The essential core of science is that it depends not on prejudices, but on experiments, experience, on facts, observed facts. Hence a person who is trained scientifically can very easily understand meditation. It has no superstition about it; it is as simple as two plus two is four.

The only difference between science and religion is that science is concerned with the objective, with that which is outside — there. And religion is concerned with who is observing, with that which is inner, the subjective.

The same process of observation has to be turned toward your own mind. One becomes a lab, a great experiment of observation: one watches one’s thoughts, desires, memories, anger, greed, lust, with no prior conclusion, with no judgment that this is good, this is bad. Nonjudgmental…

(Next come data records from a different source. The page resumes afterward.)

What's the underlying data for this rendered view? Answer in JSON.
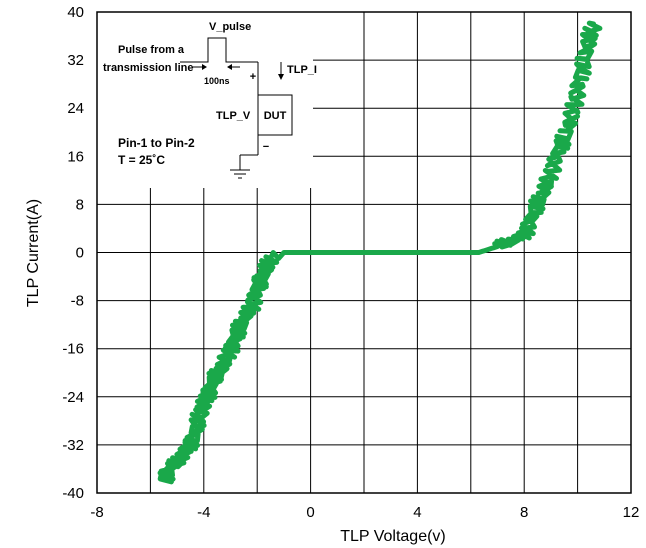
{
  "chart_data": {
    "type": "line",
    "title": "",
    "xlabel": "TLP Voltage(v)",
    "ylabel": "TLP Current(A)",
    "xlim": [
      -8,
      12
    ],
    "ylim": [
      -40,
      40
    ],
    "xticks": [
      -8,
      -4,
      0,
      4,
      8,
      12
    ],
    "yticks": [
      40,
      32,
      24,
      16,
      8,
      0,
      -8,
      -16,
      -24,
      -32,
      -40
    ],
    "grid": true,
    "series": [
      {
        "color": "#1aa84a",
        "x": [
          -5.5,
          -5.3,
          -5.0,
          -4.7,
          -4.4,
          -4.2,
          -4.0,
          -3.8,
          -3.6,
          -3.3,
          -3.0,
          -2.8,
          -2.5,
          -2.2,
          -2.0,
          -1.8,
          -1.6,
          -1.4,
          -1.2,
          -1.0,
          -0.8,
          0.0,
          2.0,
          4.0,
          6.3,
          7.0,
          7.6,
          8.0,
          8.3,
          8.6,
          8.9,
          9.2,
          9.5,
          9.8,
          10.0,
          10.2,
          10.4,
          10.6
        ],
        "y": [
          -38,
          -36,
          -35,
          -33,
          -31,
          -28,
          -25,
          -23,
          -21,
          -19,
          -16,
          -14,
          -11,
          -9,
          -6,
          -4,
          -2,
          0,
          -1,
          0,
          0,
          0,
          0,
          0,
          0,
          1,
          2,
          3,
          6,
          9,
          12,
          16,
          19,
          23,
          27,
          31,
          35,
          38
        ]
      }
    ],
    "inset": {
      "v_pulse": "V_pulse",
      "pulse_from_line1": "Pulse from a",
      "pulse_from_line2": "transmission line",
      "duration": "100ns",
      "tlp_i": "TLP_I",
      "tlp_v": "TLP_V",
      "dut": "DUT",
      "plus": "+",
      "minus": "−",
      "pin_label": "Pin-1 to Pin-2",
      "temp_label": "T = 25˚C"
    }
  }
}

Then a miracle happens. When you are absolutely nonjudgmental, with no prejudice, no conclusion, when your observation is pure, simple, innocent, that which you observe starts disappearing. That’s where science and religion start to differ: the more you observe in science, the more real the fart becomes. It was not so real before observation. You may have missed it, but now you cannot miss it; it is there, it becomes more solid. When you watch your mind, it is different: if you watch your anger it starts evaporating, it cannot exist. Slowly’ slowly, the whole mind ceases to be. When there is no mind left to watch, the watcher turns upon himself.

That is the moment of realization, self-realization, Samadhi. That is the ultimate goal of all mystical approaches.